Life and Death in Shanghai
Since the 1980’s, with China’s reopening to West and Deng’s to push for economic progress in China over ideology – as long as the Communist party still hold power – there has been many books about the Cultural Revolution. For any student of Chinese 20th history, this period of time is both fascinating and horrifying. Mao’s grip on power was being challenged, and in response, he helps unleashed a power struggle that pitched people against people, resulting in thousands of deaths, many more disgraced and jailed. Millions of High school and College students effectively stopped their education, becoming pawns in a deadly game.
Since the fall of the ‘Gang of Four’ and basically, everything that went wrong during this period was offloaded to them, personal stories have come pouring out.
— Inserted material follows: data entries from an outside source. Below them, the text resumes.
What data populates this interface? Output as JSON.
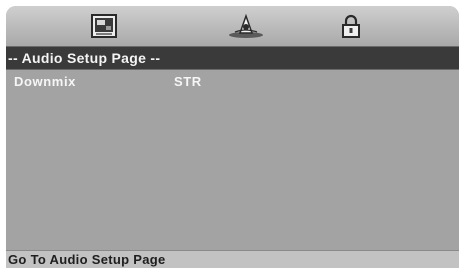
{
  "tabs": [
    {
      "icon": "general-setup-icon"
    },
    {
      "icon": "audio-setup-icon"
    },
    {
      "icon": "lock-icon"
    }
  ],
  "page": {
    "title": "-- Audio Setup Page --"
  },
  "settings": [
    {
      "label": "Downmix",
      "value": "STR"
    }
  ],
  "status": {
    "text": "Go To Audio Setup Page"
  },
  "colors": {
    "panel": "#a3a3a3",
    "header_bg": "#3a3a3a",
    "text": "#f6f6f6",
    "status_bg": "#c2c2c2"
  }
}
This book was written in the 1980’s and still remain one of the best. The author was among the ‘privileged’ class that remained in China after 1949 and even more damning, her husband worked for an American company before the revolution. This automatically makes her a counter-revolutionary in 1966 during the Cultural Revolution. She does an excellent job describing the period on a micro level with enough of the larger picture to give the reader context, but it’s really the very personal experience that draws one in. Eventually, the author was placed in solitary confinement for six years. If anything, one stands in awe for her will and determination to survive without giving up her beliefs and humanity.
Eventually, Ms. Cheng was freed and moved to the United States. While one may feel she was eventually vindicated, her years of denied freedom, torture, and a daughter’s death remains scars and lessons one should all heed about the dangers of blind nationalism and personality cults. The book as far as I know still remains banned in China.